Phan, 37, splits her time managing the Monroeville nail salon for her father-in-law and running the store that she and her husband, John Nguyen, opened in Murrysville last year. The team of family members— ages 18 to 28— work at both locations.
“Its good connecting with family while at work,” Kenny Phan said. “It's much better going somewhere where you know everybody, and we're always happily helping each other out.”
Before Tran, 27, and others came to Monroeville, Phan sent them to cosmetology school in Vietnam. And now as they continue to learn the quirks of the English language, Phan said she has learned and acquired techniques for the business from them as well.
“My niece learned to do permanent makeup, eyelashes and everything over in Vietnam,” Phan said. “They learn and get their experience there and then come her to get their cosmetology license in Pennsylvania.”
And since working together isn't enough for the Phan clan, each of the family members is living in Monroeville, which makes it an easy commute to work.
Moving to America
With her parents and brother in 1997, 17-year-old Phan moved to Houston, Texas, from Vietnam after her father, a member of the U.S. Army during the Vietnam War, acquired citizenship.
“Texas had a large Vietnamese community at the time, so it was easy for us to learn there,” Phan said.
After three years of high school and two years of community college, Phan decided to enroll in cosmetology school. Although originally studying to become a nurse, learning English and its medical jargon made that goal too difficult to reach.
Because she had a love for all four seasons and a niche for making people happy, she moved to Pittsburgh to carry out her degree. It was in Monroeville where she met her husband, eventually managing First Nails for his family and opening their own store.
Phan has longed to find a way to use her family's success as a way to give back to the community.
She found a way this month when she and 15 family members hosted a holiday party at Seneca Village in Penn Hills, bringing complimentary manicures, massages, caroling, cookies and a visit from Santa to the residents of the senior housing complex.
“I'm thankful to America and having the opportunity to be here,” Phan said. “We wanted to do this for a long time, but I only have two hands.
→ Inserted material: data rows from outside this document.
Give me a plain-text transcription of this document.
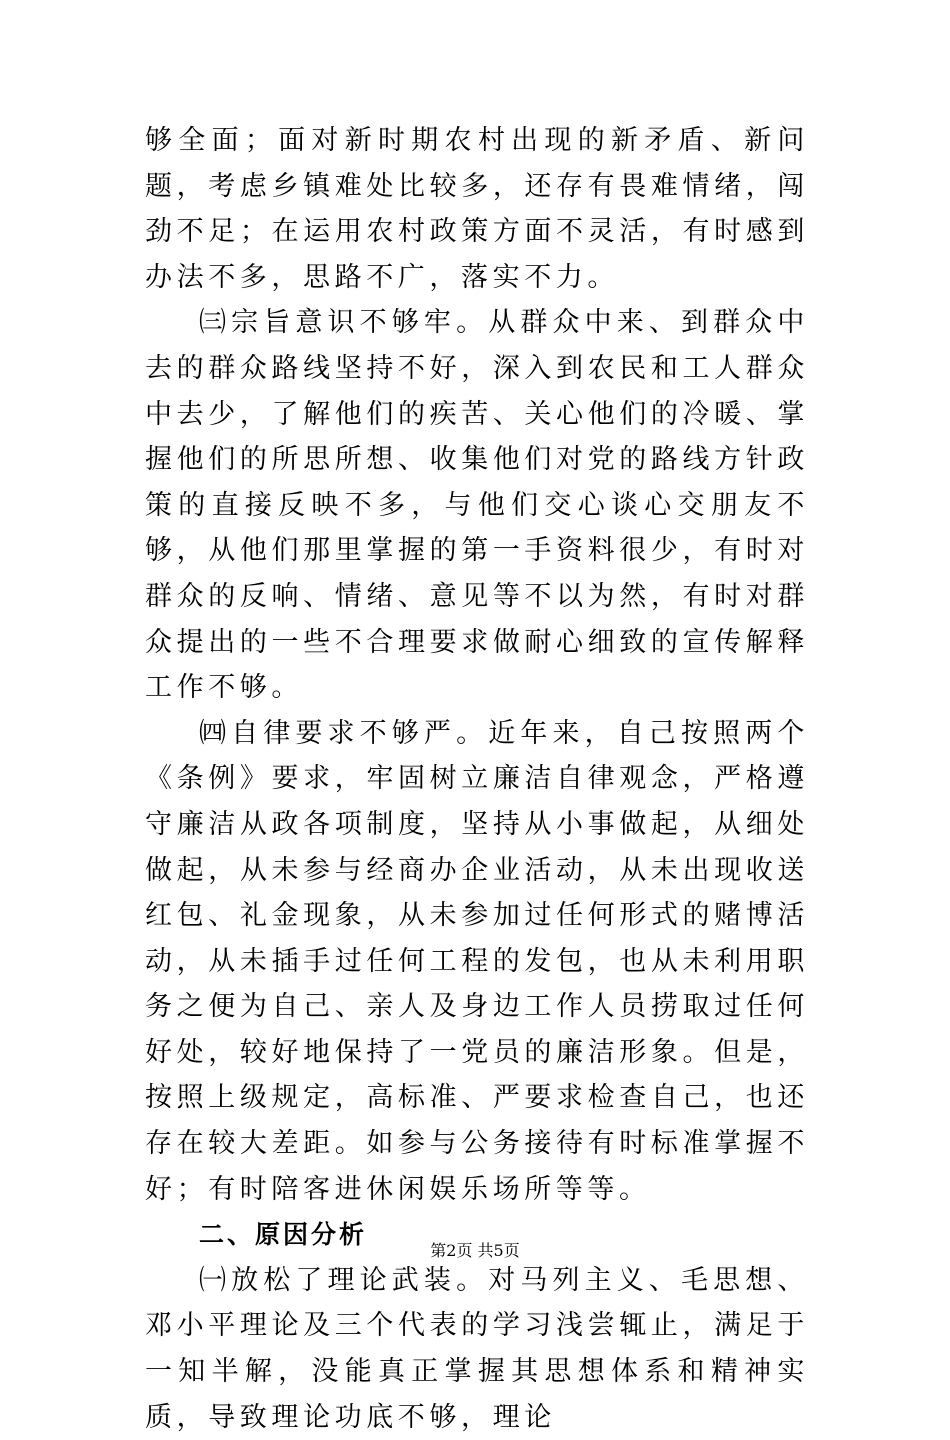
够全面；面对新时期农村出现的新矛盾、新问题，考虑乡镇难处比较多，还存有畏难情绪，闯劲不足；在运用农村政策方面不灵活，有时感到办法不多，思路不广，落实不力。

㈢宗旨意识不够牢。从群众中来、到群众中去的群众路线坚持不好，深入到农民和工人群众中去少，了解他们的疾苦、关心他们的冷暖、掌握他们的所思所想、收集他们对党的路线方针政策的直接反映不多，与他们交心谈心交朋友不够，从他们那里掌握的第一手资料很少，有时对群众的反响、情绪、意见等不以为然，有时对群众提出的一些不合理要求做耐心细致的宣传解释工作不够。

㈣自律要求不够严。近年来，自己按照两个《条例》要求，牢固树立廉洁自律观念，严格遵守廉洁从政各项制度，坚持从小事做起，从细处做起，从未参与经商办企业活动，从未出现收送红包、礼金现象，从未参加过任何形式的赌博活动，从未插手过任何工程的发包，也从未利用职务之便为自己、亲人及身边工作人员捞取过任何好处，较好地保持了一党员的廉洁形象。但是，按照上级规定，高标准、严要求检查自己，也还存在较大差距。如参与公务接待有时标准掌握不好；有时陪客进休闲娱乐场所等等。

二、原因分析

㈠放松了理论武装。对马列主义、毛思想、邓小平理论及三个代表的学习浅尝辄止，满足于一知半解，没能真正掌握其思想体系和精神实质，导致理论功底不够，理论

第2页 共5页
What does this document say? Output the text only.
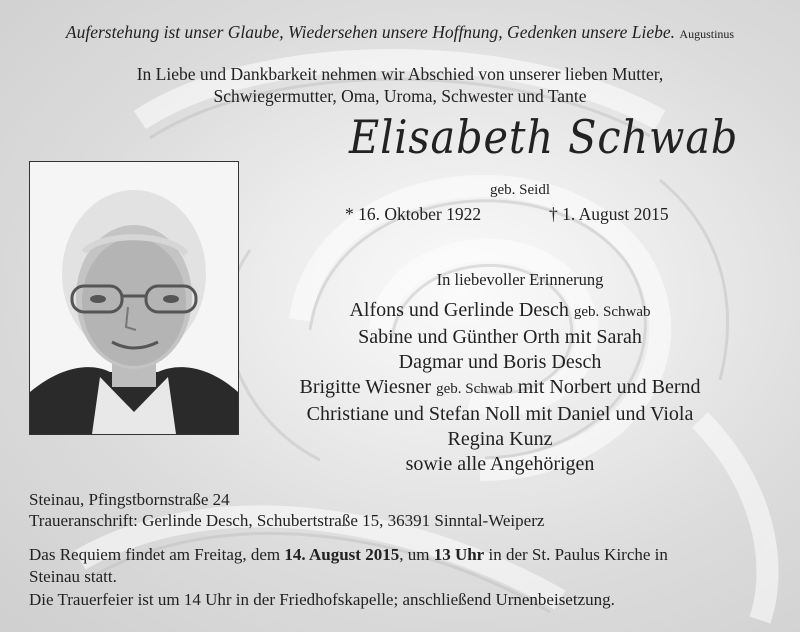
Auferstehung ist unser Glaube, Wiedersehen unsere Hoffnung, Gedenken unsere Liebe. Augustinus
In Liebe und Dankbarkeit nehmen wir Abschied von unserer lieben Mutter,
Schwiegermutter, Oma, Uroma, Schwester und Tante
Elisabeth Schwab
geb. Seidl
* 16. Oktober 1922	† 1. August 2015
In liebevoller Erinnerung
Alfons und Gerlinde Desch geb. Schwab
Sabine und Günther Orth mit Sarah
Dagmar und Boris Desch
Brigitte Wiesner geb. Schwab mit Norbert und Bernd
Christiane und Stefan Noll mit Daniel und Viola
Regina Kunz
sowie alle Angehörigen
Steinau, Pfingstbornstraße 24
Traueranschrift: Gerlinde Desch, Schubertstraße 15, 36391 Sinntal-Weiperz
Das Requiem findet am Freitag, dem 14. August 2015, um 13 Uhr in der St. Paulus Kirche in
Steinau statt.
Die Trauerfeier ist um 14 Uhr in der Friedhofskapelle; anschließend Urnenbeisetzung.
Now, my nieces, nephews and family are all able to help.”
Holding her freshly polished red nails in the air for the room to see, Willie Porter, 73, couldn't wipe the grin off her face during the event.
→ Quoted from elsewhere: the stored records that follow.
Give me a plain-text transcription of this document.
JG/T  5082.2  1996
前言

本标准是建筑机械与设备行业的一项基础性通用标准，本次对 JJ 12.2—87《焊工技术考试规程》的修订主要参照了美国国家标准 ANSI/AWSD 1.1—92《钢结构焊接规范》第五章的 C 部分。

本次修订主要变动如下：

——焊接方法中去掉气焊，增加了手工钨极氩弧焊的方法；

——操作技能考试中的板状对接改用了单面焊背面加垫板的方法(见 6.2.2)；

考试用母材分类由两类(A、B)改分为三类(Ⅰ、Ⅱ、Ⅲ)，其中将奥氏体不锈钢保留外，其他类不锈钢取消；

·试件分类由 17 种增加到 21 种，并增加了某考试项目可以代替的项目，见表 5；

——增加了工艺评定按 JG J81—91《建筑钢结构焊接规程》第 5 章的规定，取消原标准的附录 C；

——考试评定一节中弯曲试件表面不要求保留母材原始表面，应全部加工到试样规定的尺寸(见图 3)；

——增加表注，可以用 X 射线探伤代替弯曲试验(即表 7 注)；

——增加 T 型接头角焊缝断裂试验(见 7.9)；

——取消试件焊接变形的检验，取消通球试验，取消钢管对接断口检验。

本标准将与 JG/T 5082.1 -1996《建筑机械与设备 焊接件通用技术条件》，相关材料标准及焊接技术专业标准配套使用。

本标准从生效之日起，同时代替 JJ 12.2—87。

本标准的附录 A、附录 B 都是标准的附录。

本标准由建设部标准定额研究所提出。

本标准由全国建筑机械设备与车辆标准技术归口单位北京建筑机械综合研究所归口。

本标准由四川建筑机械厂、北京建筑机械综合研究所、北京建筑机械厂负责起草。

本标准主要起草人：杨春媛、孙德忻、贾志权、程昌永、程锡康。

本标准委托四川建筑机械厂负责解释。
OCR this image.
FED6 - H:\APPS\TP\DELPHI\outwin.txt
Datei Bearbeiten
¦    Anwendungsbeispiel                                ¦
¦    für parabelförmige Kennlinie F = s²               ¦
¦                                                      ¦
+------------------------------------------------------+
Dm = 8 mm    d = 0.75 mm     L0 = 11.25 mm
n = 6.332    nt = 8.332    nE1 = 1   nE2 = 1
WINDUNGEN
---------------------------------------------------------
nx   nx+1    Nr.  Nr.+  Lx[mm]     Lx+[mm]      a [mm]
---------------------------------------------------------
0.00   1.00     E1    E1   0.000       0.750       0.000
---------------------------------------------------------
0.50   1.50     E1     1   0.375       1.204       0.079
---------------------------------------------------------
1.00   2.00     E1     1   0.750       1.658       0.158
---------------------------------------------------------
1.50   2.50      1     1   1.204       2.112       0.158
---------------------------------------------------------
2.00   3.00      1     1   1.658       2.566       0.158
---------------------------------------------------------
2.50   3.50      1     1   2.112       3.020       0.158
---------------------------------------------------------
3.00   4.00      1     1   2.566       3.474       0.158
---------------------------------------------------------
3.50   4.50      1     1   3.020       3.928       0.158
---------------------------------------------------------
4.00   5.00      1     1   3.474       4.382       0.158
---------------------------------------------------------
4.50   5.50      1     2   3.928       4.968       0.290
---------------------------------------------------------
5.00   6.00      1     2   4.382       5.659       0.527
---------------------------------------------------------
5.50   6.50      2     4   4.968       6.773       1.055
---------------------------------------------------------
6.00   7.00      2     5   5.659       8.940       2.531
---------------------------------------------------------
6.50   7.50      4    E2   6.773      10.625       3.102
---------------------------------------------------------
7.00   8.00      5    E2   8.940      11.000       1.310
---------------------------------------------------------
“I looked at myself in the mirror and said, ‘Willie, you really deserve to have your nails done today,” Porter said. “I think just sitting and talking with the person doing my nails and hearing their story, that was my favorite part.”
While waiting for her nails to dry, Mary Turner looked to fellow resident Phyllis Burkhart, asking if the sparkles were too much.
“Not at all,” Burkhart said. “Its something different for the holidays.”
Vicky Merryman, of UPMC Home Health in Pittsburgh, which operates Seneca Village, has been a client of First Nails for five years, getting to know the Phan family very well. It was her connection with UPMC that linked First Nails with the independent living facility, an event that left Merryman in tears.
“I was very emotional walking in today seeing the residents' joy,” Merriman said. “Them coming here to do this was a match made in heaven.”
Christine Manganas is a freelance writer.